I have noticed that my schedule table, which is built by systematically downloading schedule information for the top 100 airlines (from CountAllEnrouteOperations) contains every flight from Aeroflot twice, but under different ICAO codes: AFL (real) and SMM (false)
This seems to be a bug in the reference data of FlightAware.
offtopic Simferopol de-facto is RU
cbw
November 6, 2017, 11:26pm
3
Im not sure where the correlation is coming from. Could you provide any other info on the SMM flights?
Fligtaware contains a lot of mistakes regarding flights of Russian airlines…
For example, in app reviews https://play.google.com/store/apps/details?id=com.flightaware.android.liveFlightTracker you can notice very disappointed Russian users:
“… wrong an airlines, wrong a flights …”
Use this code with ICAO code 'AFL ’ and see what you get:
# ## AirlineFlightSchedules
import requests
from json import loads, dumps
from string import ascii_uppercase
import time
import dataiku
import pandas as pd, numpy as np
from dataiku import pandasutils as pdu
import wait
t1 = int(time.time())
t2 = int(t1 + 3600 * 24)
# --- GET SCHEDULE ---
def get_Schedule_by_Airline(airline):
# -- Details for the API
username = "funkmeister380"
list_of_flights = []
next_offset = -1
payload = {'start_date' : str(t1), 'end_date' : str(t2), 'airline' : airline, 'exclude_codeshare' : 'True',
'howMany':'150', 'offset' : '0'}
response = requests.get(fxmlUrl + "AirlineFlightSchedules",
params=payload, auth=(username, apiKey))
wait.wait()
kr = 'AirlineFlightSchedulesResult'
# -- parse the results
if response.status_code == 200:
r2 = loads(response.content)
if kr in r2:
list_of_flights = r2[kr]['flights']
next_offset = r2[kr]['next_offset']
else:
print "Error executing request"+ response.content
next_offset = -1
while next_offset > -1:
payload['offset'] = str(next_offset)
response = requests.get(fxmlUrl + "AirlineFlightSchedules",
params=payload, auth=(username, apiKey))
if response.status_code == 200:
r2 = loads(response.content)
list_of_flights.append(r2['AirlineFlightSchedulesResult']['flights'])

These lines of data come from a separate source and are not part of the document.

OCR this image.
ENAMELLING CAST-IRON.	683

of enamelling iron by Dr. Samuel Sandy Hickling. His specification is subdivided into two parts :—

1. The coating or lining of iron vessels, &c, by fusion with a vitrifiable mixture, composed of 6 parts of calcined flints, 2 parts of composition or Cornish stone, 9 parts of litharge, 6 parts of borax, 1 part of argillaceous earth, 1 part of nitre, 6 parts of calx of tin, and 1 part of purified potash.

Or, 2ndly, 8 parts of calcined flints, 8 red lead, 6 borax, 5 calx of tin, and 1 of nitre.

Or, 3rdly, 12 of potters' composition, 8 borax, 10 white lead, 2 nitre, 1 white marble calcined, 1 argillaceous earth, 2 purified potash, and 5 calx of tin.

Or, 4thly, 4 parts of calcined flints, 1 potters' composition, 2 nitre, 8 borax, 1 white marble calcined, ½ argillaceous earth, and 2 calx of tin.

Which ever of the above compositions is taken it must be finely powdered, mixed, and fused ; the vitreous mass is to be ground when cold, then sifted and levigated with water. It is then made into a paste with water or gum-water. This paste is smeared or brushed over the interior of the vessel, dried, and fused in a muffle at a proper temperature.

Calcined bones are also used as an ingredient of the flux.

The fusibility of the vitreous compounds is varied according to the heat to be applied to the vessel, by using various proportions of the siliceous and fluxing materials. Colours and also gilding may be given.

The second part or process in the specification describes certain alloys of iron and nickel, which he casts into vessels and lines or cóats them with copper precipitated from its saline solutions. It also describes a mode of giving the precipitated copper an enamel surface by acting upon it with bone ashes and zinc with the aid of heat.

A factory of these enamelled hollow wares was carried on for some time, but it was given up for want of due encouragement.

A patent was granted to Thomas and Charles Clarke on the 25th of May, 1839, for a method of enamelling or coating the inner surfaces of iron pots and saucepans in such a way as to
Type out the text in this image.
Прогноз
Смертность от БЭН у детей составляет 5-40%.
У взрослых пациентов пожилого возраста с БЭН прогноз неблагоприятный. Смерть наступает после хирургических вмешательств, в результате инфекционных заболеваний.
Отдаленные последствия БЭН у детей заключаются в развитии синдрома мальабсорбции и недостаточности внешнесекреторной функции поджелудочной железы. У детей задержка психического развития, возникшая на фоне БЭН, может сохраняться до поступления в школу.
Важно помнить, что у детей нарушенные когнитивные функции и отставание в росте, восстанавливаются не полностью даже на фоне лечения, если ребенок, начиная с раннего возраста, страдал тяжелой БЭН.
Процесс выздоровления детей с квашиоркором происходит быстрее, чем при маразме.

next_offset = r2['AirlineFlightSchedulesResult']['next_offset']
#print next_offset
if next_offset == -1:
break
wait.wait()
else:
print ("Stopped with offset" + str(next_offset) + response.content)
break
if len(list_of_flights) > 0:
flights_pd = pd.concat([pd.DataFrame(t, index=range(len(t))) for t in list_of_flights]) # for schedule results
print "-------------"
print airline
print flights_pd.groupby("destination").size().sort_values(ascending=False).head(10)
return flights_pd.drop_duplicates()
else:
print "No schedule for Airline "+airline
return
cbw
November 7, 2017, 8:55pm
7
Took some digging, but I believe we found the issue and corrected it. Thank you for the heads up on it.